Душа России. топология бездорожья. Гл. 1 продолж1

***

   Тридцать лет и три года Илья Муромец немощным сиднем сидел на печи. Силушки не было у молодца. Святогор же не знал, куда силу девать, пригибала она его к земле, давила непосильным грузом, рвалась наружу, прося применения. Метал-крушил скалы, змеев-драконов истреблял, но равного себе не мог найти. Вот только сумочку подорожную, кем-то оброненную, не мог поднять, как не пытался. Что в ней было - тяга ли земная или голубиная книга - о том никому не ведомо. Загрустил с той поры Святогор и поехал по свету скитаться куда кривая вывезет, куда конь привезет.
   Тут-то и повстречался ему Илюша…
   Дальнейшая история такова. После поединка, богатыри побратались и, обменявшись нагрудными крестами, направились к святой горе, где оказались перед гробом, что пришелся в самый раз не Илье Муромцу, но Святогору. Как только последний лег в него, крышка захлопнулась, и как ни рубил ее своим мечом Илья, каждый удар только рождал обручи, все крепче сжимавшие последнее обиталище великана-богатыря. Как толковать эту не имеющую аналогов в других эпосах метафору? Действие силы укрепляет гроб, упрочивает позиции смерти. Сила оказывается бессильна перед тайной смерти. Но Святогор уже из гроба передает свою силу Илье. Преображенная дыханием смерти сила, уже в новом, богатырском чудесном качестве, возвращается к Илье Муромцу, рождая в нем героя. Кроме того, здесь важна процедура вымеривания. Гроб явился точной мерой роста Святогора. Так получаем смерть как мерило роста в качестве чудодейственного средства. Толкований здесь может быть сколько угодно. Митрополит Иоанн Санкт-Петербургский и Ладожский видит в этом сюжете добровольную смерть монаха, отрекающегося от мира1.

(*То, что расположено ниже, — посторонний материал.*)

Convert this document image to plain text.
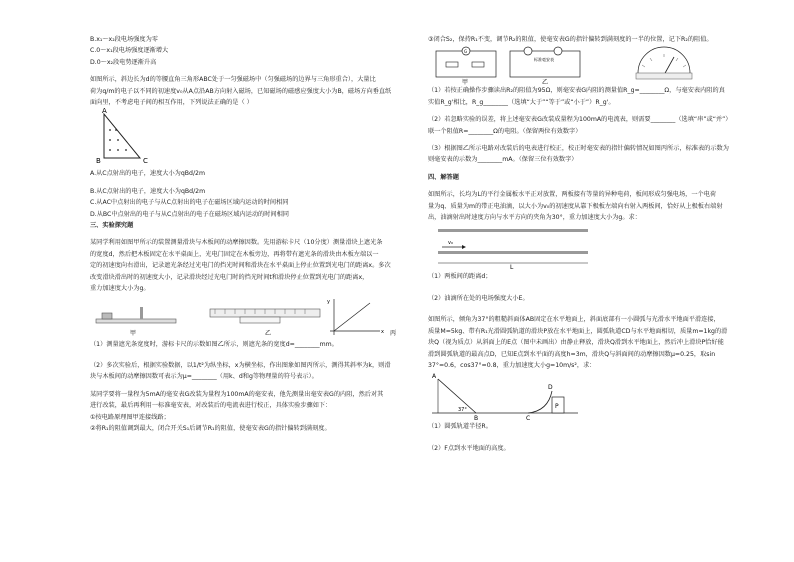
B.x₁～x₂段电场强度为零

C.0～x₁段电场强度逐渐增大

D.0～x₂段电势逐渐升高

如图所示，斜边长为d的等腰直角三角形ABC处于一匀强磁场中（匀强磁场的边界与三角形重合），大量比

荷为q/m的电子以不同的初速度v₀从A点沿AB方向射入磁场，已知磁场的磁感应强度大小为B，磁场方向垂直纸

面向里，不考虑电子间的相互作用，下列说法正确的是（ ）

A
B	C

A.从C点射出的电子，速度大小为qBd/2m

B.从C点射出的电子，速度大小为qBd/2m

C.从AC中点射出的电子与从C点射出的电子在磁场区域内运动的时间相同

D.从BC中点射出的电子与从C点射出的电子在磁场区域内运动的时间相同

三、实验探究题

某同学利用如图甲所示的装置测量滑块与木板间的动摩擦因数。先用游标卡尺（10分度）测量滑块上遮光条

的宽度d，然后把木板固定在水平桌面上，光电门固定在木板旁边，再将带有遮光条的滑块由木板左端以一

定的初速度向右滑出，记录遮光条经过光电门的挡光时间和滑块在水平桌面上停止位置到光电门的距离x。多次

改变滑块滑出时的初速度大小，记录滑块经过光电门时的挡光时间t和滑块停止位置到光电门的距离x，

重力加速度大小为g。

甲	乙
y
x 丙

（1）测量遮光条宽度时，游标卡尺的示数如图乙所示，则遮光条的宽度d=________mm。

（2）多次实验后，根据实验数据，以1/t²为纵坐标，x为横坐标，作出图象如图丙所示，测得其斜率为k，则滑

块与木板间的动摩擦因数可表示为μ=________（用k、d和g等物理量的符号表示）。

某同学要将一量程为5mA的毫安表G改装为量程为100mA的毫安表，他先测量出毫安表G的内阻，然后对其

进行改装，最后再利用一标准毫安表，对改装后的电流表进行校正，具体实验步骤如下：

①按电路原理图甲连接线路；

②将R₁的阻值调到最大，闭合开关S₁后调节R₁的阻值，使毫安表G的指针偏转到满刻度。

③闭合S₂，保持R₁不变，调节R₂的阻值，使毫安表G的指针偏转到满刻度的一半的位置，记下R₂的阻值。

G
甲
标准毫安表
乙

（1）若按正确操作步骤读出R₂的阻值为95Ω，则毫安表G内阻的测量值R_g=________Ω，与毫安表内阻的真

实值R_g'相比，R_g________（选填“大于”“等于”或“小于”）R_g'。

（2）若忽略实验的误差，将上述毫安表G改装成量程为100mA的电流表，则需要________（选填“串”或“并”）

联一个阻值R=________Ω的电阻。（保留两位有效数字）

（3）根据图乙所示电路对改装后的电表进行校正，校正时毫安表的指针偏转情况如图丙所示，标准表的示数为

则毫安表的示数为________mA。（保留三位有效数字）

四、解答题

如图所示，长均为L的平行金属板水平正对放置，两板接有等量的异种电荷，板间形成匀强电场，一个电荷

量为q、质量为m的带正电油滴，以大小为v₀的初速度从靠下极板左端向右射入两板间，恰好从上极板右端射

出，油滴射出时速度方向与水平方向的夹角为30°，重力加速度大小为g。求：

v₀
L

（1）两板间的距离d；

（2）油滴所在处的电场强度大小E。

如图所示，倾角为37°的粗糙斜面体AB固定在水平地面上，斜面底部有一小圆弧与光滑水平地面平滑连接，

质量M=5kg、带有R₁光滑圆弧轨道的滑块P放在水平地面上，圆弧轨道CD与水平地面相切，质量m=1kg的滑

块Q（视为质点）从斜面上的E点（图中未画出）由静止释放，滑块Q滑到水平地面上，然后冲上滑块P恰好能

滑到圆弧轨道的最高点D，已知E点到水平面的高度h=3m，滑块Q与斜面间的动摩擦因数μ=0.25，取sin

37°=0.6，cos37°=0.8，重力加速度大小g=10m/s²，求：

A
B	C
D
P
37°

（1）圆弧轨道半径R。

（2）F点到水平地面的高度。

   По другой версии, силу Илье приносит вино, которое подносят ему калики перехожие. А что такое вино как не символ безумной радости, радости духа, сбросившего с себя оковы рационального? Конечно, я ни в коей мере не возражаю против иного толкования этой пьянящей субстанции, предложенного, например, Афанасьевым в его «Поэтических воззрениях славян на природу».  Калики, эти вечные странники, вовсе не всегда были убогими слепыми и калеками. Как убедительно показывает Веселовский, первоначально - это православные паломники, подвижники, странствующие богатыри, смирившие себя в нищете и богоугодных делах. Одна из былин, записанных Гильфердингом, так и называется «Калика-богатырь» (Г. 207) и описывает исполина, подымающегося «повыше леса да стоячего, а пониже облачка ходячаго». Увидев посреди чистого поля у Пучай-реки несметную силу неверную, он, наклонившись с высоты своего гигантского роста, выхватывает из середины войска его предводителя Турченко-богатырченко и, узнав, что сила движется ко престольному граду Киеву, спешит предупредить наших об опасности.
   Да, скажет скептически настроенный читатель, были калики богатырями, да стали калеками-слепцами. Вырождение-с налицо, сударь. На это отвечу просто: факт исторический не есть факт духовный. У кого-то богатырь в сердце уснул, у кого-то ослеп, а у третьего - просыпается! Одни совершают паломничество с посохом в руках и котомкой за плечами, другие - с книгой в руках, не выходя из дома. А то и с закрытыми глазами.
   По большому счету, обе эти версии повествуют об одном - о рождении русского героя. Только в первом случае выделяется силовой, а во втором - благодатный - аспекты вопроса. В первом - важна мера, устанавливающая границы смерти, во втором - речь идет о веселии духа, свободном от ограничений.